Evliliğin meyvesi olan evlatlarla evliliklerin taçlanacağını aktaran Varank, şunları kaydetti:
“Bu manada Sayın Cumhurbaşkanımızın üç çocuk tavsiyesi var. Cumhurbaşkanımızın söylediğinde aslında çok önemli hususlar var. Bunu sürekli eleştirenlere aldırış etmeyin. Bu sözün arkasında gerçekten büyük manalar, önemli temel var, bu laf olsun diye söylenmiş söz değil. Devletlerin refahında genç nüfus önemli rol oynuyor. Genç popülasyonu 1970’lerden bu yana dünyada inanılmaz bir düşüş içerisinde.
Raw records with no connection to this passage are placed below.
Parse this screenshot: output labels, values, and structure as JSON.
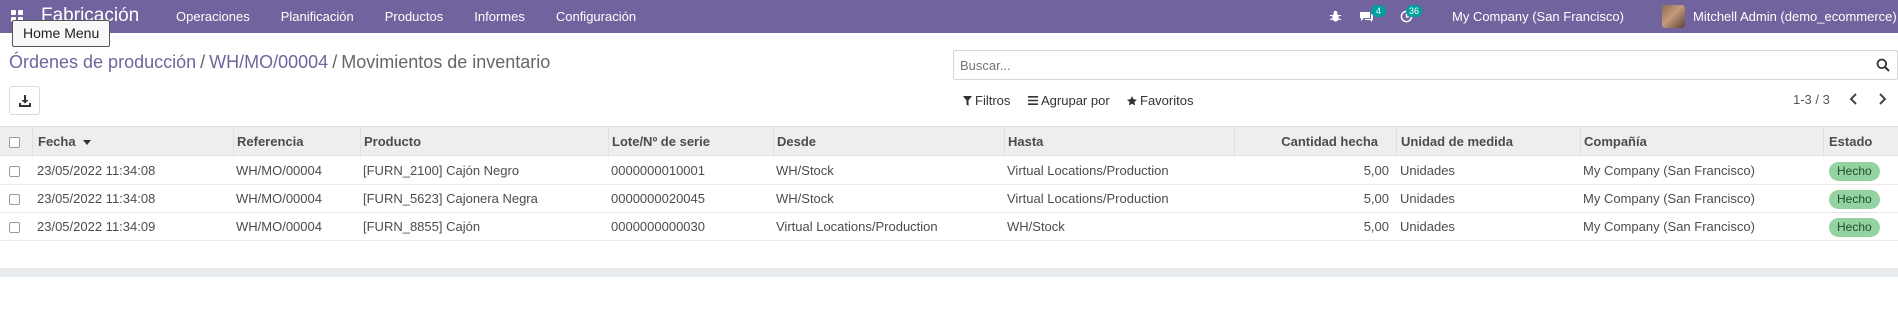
{
  "navbar": {
    "app_name": "Fabricación",
    "menu": [
      "Operaciones",
      "Planificación",
      "Productos",
      "Informes",
      "Configuración"
    ],
    "tooltip": "Home Menu",
    "messages_count": "4",
    "activities_count": "36",
    "company": "My Company (San Francisco)",
    "user": "Mitchell Admin (demo_ecommerce)"
  },
  "breadcrumb": {
    "items": [
      "Órdenes de producción",
      "WH/MO/00004"
    ],
    "separator": "/",
    "current": "Movimientos de inventario"
  },
  "search": {
    "placeholder": "Buscar..."
  },
  "filters": {
    "filters": "Filtros",
    "group_by": "Agrupar por",
    "favorites": "Favoritos"
  },
  "pager": {
    "text": "1-3 / 3"
  },
  "table": {
    "columns": [
      "Fecha",
      "Referencia",
      "Producto",
      "Lote/Nº de serie",
      "Desde",
      "Hasta",
      "Cantidad hecha",
      "Unidad de medida",
      "Compañía",
      "Estado"
    ],
    "rows": [
      [
        "23/05/2022 11:34:08",
        "WH/MO/00004",
        "[FURN_2100] Cajón Negro",
        "0000000010001",
        "WH/Stock",
        "Virtual Locations/Production",
        "5,00",
        "Unidades",
        "My Company (San Francisco)",
        "Hecho"
      ],
      [
        "23/05/2022 11:34:08",
        "WH/MO/00004",
        "[FURN_5623] Cajonera Negra",
        "0000000020045",
        "WH/Stock",
        "Virtual Locations/Production",
        "5,00",
        "Unidades",
        "My Company (San Francisco)",
        "Hecho"
      ],
      [
        "23/05/2022 11:34:09",
        "WH/MO/00004",
        "[FURN_8855] Cajón",
        "0000000000030",
        "Virtual Locations/Production",
        "WH/Stock",
        "5,00",
        "Unidades",
        "My Company (San Francisco)",
        "Hecho"
      ]
    ]
  },
  "colors": {
    "brand": "#71639e",
    "badge": "#00a09d",
    "status_done": "#94d2a2"
  },
  "icons": [
    "apps-grid-icon",
    "bug-icon",
    "chat-icon",
    "clock-icon",
    "search-icon",
    "download-icon",
    "filter-icon",
    "group-by-icon",
    "star-icon",
    "chevron-left-icon",
    "chevron-right-icon",
    "sort-desc-icon"
  ]
}
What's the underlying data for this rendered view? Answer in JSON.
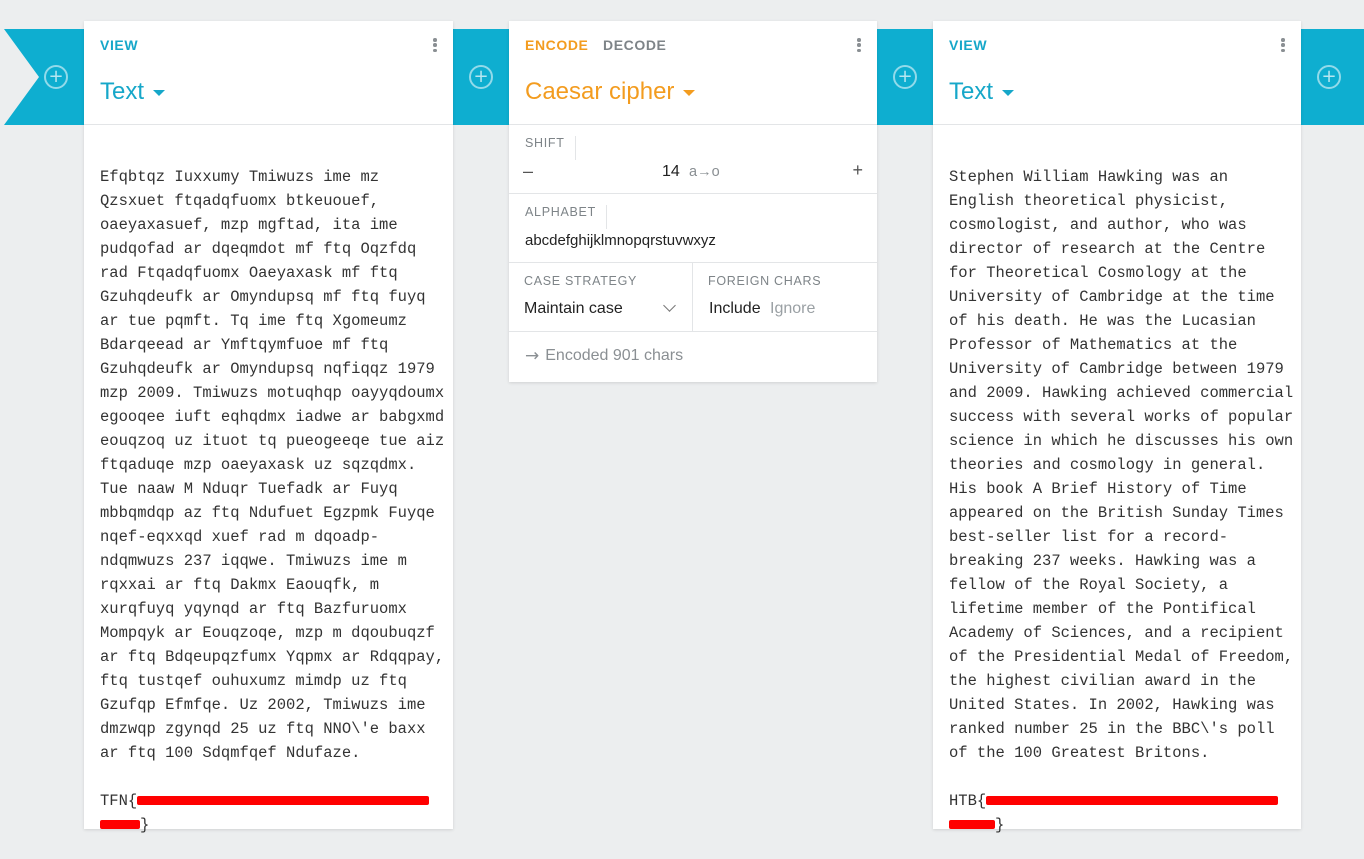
{
  "left_panel": {
    "tab": "VIEW",
    "title": "Text",
    "text": "Efqbtqz Iuxxumy Tmiwuzs ime mz Qzsxuet ftqadqfuomx btkeuouef, oaeyaxasuef, mzp mgftad, ita ime pudqofad ar dqeqmdot mf ftq Oqzfdq rad Ftqadqfuomx Oaeyaxask mf ftq Gzuhqdeufk ar Omyndupsq mf ftq fuyq ar tue pqmft. Tq ime ftq Xgomeumz Bdarqeead ar Ymftqymfuoe mf ftq Gzuhqdeufk ar Omyndupsq nqfiqqz 1979 mzp 2009. Tmiwuzs motuqhqp oayyqdoumx egooqee iuft eqhqdmx iadwe ar babgxmd eouqzoq uz ituot tq pueogeeqe tue aiz ftqaduqe mzp oaeyaxask uz sqzqdmx. Tue naaw M Nduqr Tuefadk ar Fuyq mbbqmdqp az ftq Ndufuet Egzpmk Fuyqe nqef-eqxxqd xuef rad m dqoadp-ndqmwuzs 237 iqqwe. Tmiwuzs ime m rqxxai ar ftq Dakmx Eaouqfk, m xurqfuyq yqynqd ar ftq Bazfuruomx Mompqyk ar Eouqzoqe, mzp m dqoubuqzf ar ftq Bdqeupqzfumx Yqpmx ar Rdqqpay, ftq tustqef ouhuxumz mimdp uz ftq Gzufqp Efmfqe. Uz 2002, Tmiwuzs ime dmzwqp zgynqd 25 uz ftq NNO\\'e baxx ar ftq 100 Sdqmfqef Ndufaze.",
    "flag_prefix": "TFN{",
    "flag_suffix": "}"
  },
  "mid_panel": {
    "tab_encode": "ENCODE",
    "tab_decode": "DECODE",
    "title": "Caesar cipher",
    "shift_label": "SHIFT",
    "shift_minus": "–",
    "shift_value": "14",
    "shift_map": "a→o",
    "shift_plus": "+",
    "alphabet_label": "ALPHABET",
    "alphabet_value": "abcdefghijklmnopqrstuvwxyz",
    "case_label": "CASE STRATEGY",
    "case_value": "Maintain case",
    "foreign_label": "FOREIGN CHARS",
    "foreign_include": "Include",
    "foreign_ignore": "Ignore",
    "status": "Encoded 901 chars"
  },
  "right_panel": {
    "tab": "VIEW",
    "title": "Text",
    "text": "Stephen William Hawking was an English theoretical physicist, cosmologist, and author, who was director of research at the Centre for Theoretical Cosmology at the University of Cambridge at the time of his death. He was the Lucasian Professor of Mathematics at the University of Cambridge between 1979 and 2009. Hawking achieved commercial success with several works of popular science in which he discusses his own theories and cosmology in general. His book A Brief History of Time appeared on the British Sunday Times best-seller list for a record-breaking 237 weeks. Hawking was a fellow of the Royal Society, a lifetime member of the Pontifical Academy of Sciences, and a recipient of the Presidential Medal of Freedom, the highest civilian award in the United States. In 2002, Hawking was ranked number 25 in the BBC\\'s poll of the 100 Greatest Britons.",
    "flag_prefix": "HTB{",
    "flag_suffix": "}"
  },
  "colors": {
    "accent_blue": "#16a7c9",
    "strip_blue": "#0eaed0",
    "accent_orange": "#f39c1f",
    "redaction": "#ff0000"
  },
  "icons": [
    "add-circle-icon",
    "more-vert-icon",
    "dropdown-caret-icon",
    "chevron-down-icon",
    "arrow-right-icon"
  ]
}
Batı ülkelerinde bu çok daha yüksek oranlarda. Japonya’da bu oran yüzde 12, İtalya’da yüzde 12,9, Almanya’da yüzde 13,7. Şimdi bu ülkeler fellik fellik iş gücü arıyor, genç nüfusa çok ciddi ihtiyaçları var. Biz şu anda bu noktada yüzde 23 ile hamdolsun iyi denilebilecek pozisyondayız. Dinamik bir işgücümüz var. İnşallah, aile kavramının manasının içinin boşaltılmasına izin vermeden bu oranları korumaya devam edeceğiz. Böylelikle büyük ve güçlü Türkiye’ye giden yolun taşlarını, bir adım ilerisini düşünerek sağlam şekilde döşemiş olacağız.”